Uit de rapportage van CvE blijkt dat:

  • de leerlingresultaten op de pilottoetsen in het vo en de pilotexamens gemiddeld laag uitvallen;

  • de betreffende leerlingcohorten nog niet optimaal voorbereid waren op deze toetsen en examens;

  • de examencondities nog niet optimaal waren, zo hebben leerlingen in het vo mogelijk minder tijd gekregen voor de toets of het examen dan ervoor stond;

  • verbeteringen nodig waren binnen het digitale afnamesysteem en de testprocedures;

  • in de pilots voor kandidaten met dyscalculie nog geen aangepaste wijze van examinering is aangeboden.

Het CvE geeft aan dat met behulp van voorlichting en het beschikbaar stellen van voorbeeldtoetsen en -examens docenten komende jaren beter weten wat ze kunnen verwachten en hierdoor hun leerlingen beter kunnen voorbereiden op de toets.

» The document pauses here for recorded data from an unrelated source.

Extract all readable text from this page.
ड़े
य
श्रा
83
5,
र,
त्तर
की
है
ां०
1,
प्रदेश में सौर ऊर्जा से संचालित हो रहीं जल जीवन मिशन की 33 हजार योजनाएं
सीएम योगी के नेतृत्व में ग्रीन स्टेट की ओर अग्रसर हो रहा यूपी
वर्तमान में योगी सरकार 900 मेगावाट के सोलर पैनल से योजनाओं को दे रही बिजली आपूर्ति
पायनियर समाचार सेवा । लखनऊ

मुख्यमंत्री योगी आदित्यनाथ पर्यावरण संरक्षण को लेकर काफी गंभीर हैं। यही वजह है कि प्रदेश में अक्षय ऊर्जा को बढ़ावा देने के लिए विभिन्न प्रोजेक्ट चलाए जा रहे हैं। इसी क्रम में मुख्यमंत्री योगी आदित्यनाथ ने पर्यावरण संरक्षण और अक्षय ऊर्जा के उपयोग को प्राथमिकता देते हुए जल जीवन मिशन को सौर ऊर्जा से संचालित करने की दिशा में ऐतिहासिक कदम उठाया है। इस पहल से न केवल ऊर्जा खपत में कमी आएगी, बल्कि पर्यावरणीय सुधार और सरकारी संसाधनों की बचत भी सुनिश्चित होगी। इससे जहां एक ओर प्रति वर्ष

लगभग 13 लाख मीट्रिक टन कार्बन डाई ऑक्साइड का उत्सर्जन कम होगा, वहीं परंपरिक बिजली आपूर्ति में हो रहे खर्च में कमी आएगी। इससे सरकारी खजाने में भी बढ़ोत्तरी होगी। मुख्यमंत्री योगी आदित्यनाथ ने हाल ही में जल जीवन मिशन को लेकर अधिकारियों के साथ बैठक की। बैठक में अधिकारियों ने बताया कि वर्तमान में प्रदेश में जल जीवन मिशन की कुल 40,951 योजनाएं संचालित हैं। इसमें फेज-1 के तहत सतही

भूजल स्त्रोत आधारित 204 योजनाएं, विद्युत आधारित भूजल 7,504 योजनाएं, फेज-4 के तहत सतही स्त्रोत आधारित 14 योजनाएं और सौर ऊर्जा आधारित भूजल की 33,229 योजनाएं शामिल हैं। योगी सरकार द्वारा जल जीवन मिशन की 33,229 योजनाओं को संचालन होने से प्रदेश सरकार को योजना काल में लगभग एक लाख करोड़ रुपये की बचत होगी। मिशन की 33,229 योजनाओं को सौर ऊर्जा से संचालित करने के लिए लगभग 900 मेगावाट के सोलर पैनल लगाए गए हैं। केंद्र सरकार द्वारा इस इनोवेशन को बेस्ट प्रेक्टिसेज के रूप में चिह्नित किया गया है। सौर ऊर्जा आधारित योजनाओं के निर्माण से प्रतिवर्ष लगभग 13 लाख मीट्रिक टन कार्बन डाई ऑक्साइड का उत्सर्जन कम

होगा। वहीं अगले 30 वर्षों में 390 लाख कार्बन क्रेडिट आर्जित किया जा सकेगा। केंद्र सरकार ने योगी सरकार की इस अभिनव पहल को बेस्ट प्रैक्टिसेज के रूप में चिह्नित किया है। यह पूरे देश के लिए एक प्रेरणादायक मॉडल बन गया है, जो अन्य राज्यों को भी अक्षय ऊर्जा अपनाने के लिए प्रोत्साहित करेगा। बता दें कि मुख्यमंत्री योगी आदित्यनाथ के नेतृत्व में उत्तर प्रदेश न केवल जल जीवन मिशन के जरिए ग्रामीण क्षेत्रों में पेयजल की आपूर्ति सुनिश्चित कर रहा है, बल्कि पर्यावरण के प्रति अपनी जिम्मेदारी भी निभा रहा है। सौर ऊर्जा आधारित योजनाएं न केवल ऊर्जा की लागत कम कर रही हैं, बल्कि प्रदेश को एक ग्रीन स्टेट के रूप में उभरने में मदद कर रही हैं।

Leerlingen met dyscalculie

De invoering van de referentieniveaus rekenen heeft de aandacht gevestigd op leerlingen met dyscalculie. Er is veel werk verricht om deze leerlingen te ondersteunen. Er zijn recent protocollen beschikbaar gekomen en CvE onderzoekt of met een aangepaste wijze van examinering de rekenvaardigheden van leerlingen met dyscalculie beter kunnen worden gemeten. Hierbij is duidelijk geworden dat de aanpak van het onderwijs en de examinering voor leerlingen met dyscalculie nog de nodige ontwikkeltijd vergt, zowel op landelijk als op schoolniveau.

Maatregelen vo en mbo

Uit bovenstaande trekken wij de conclusie dat nog diverse stappen in het implementatieproces moeten worden gezet. Wij voorzien dat leerlingen die in 2013–2014 en 2014–2015 hun opleiding afronden, nog niet ten volle hebben kunnen profiteren van beter taal- en rekenonderwijs. De risico’s op ongediplomeerd schoolverlaten vanwege de ingevoerde referentieniveaus achten wij daarmee voor deze cohorten te groot. Voor deze cohorten treffen wij daarom een aantal maatregelen. In bijlage 1 is schematisch het tijdpad weergeven waarin deze maatregelen zijn verwerkt.8 Via de steunpunten zullen wij alle scholen in het vo en mbo informeren over de precieze consequenties voor hun leerlingen.

Maatregel 1: Nederlands

Wij nemen voor invoering van de referentieniveaus Nederlandse taal de volgende maatregelen:

Voortgezet onderwijs

Na invoering van de referentieniveaus zullen diverse centrale examens Nederlands een hogere moeilijkheidsgraad kennen. CvE zal nog in 2012–2013 aan scholen duidelijk maken hoe dit er precies uitziet. Om scholen voldoende gelegenheid te geven hun leerlingen hierop voor te bereiden, zal invoering in 2014–2015 plaatsvinden. Wel krijgt het examen Nederlands vooraf aan 2014–2015 een stevige positie in de slaag-/zakregeling. Dat geldt vanaf het huidige schooljaar al voor het havo en het vwo en vanaf 2013–2014 voor het vmbo.13

Middelbaar beroepsonderwijs

Ook in het mbo krijgen scholen een jaar extra tijd voor de invoering. Het invoeringsjaar van centrale examinering Nederlandse taal voor mbo-4 wordt 2014–2015, het invoeringsjaar voor mbo-2 en mbo-3 wordt 2015–2016.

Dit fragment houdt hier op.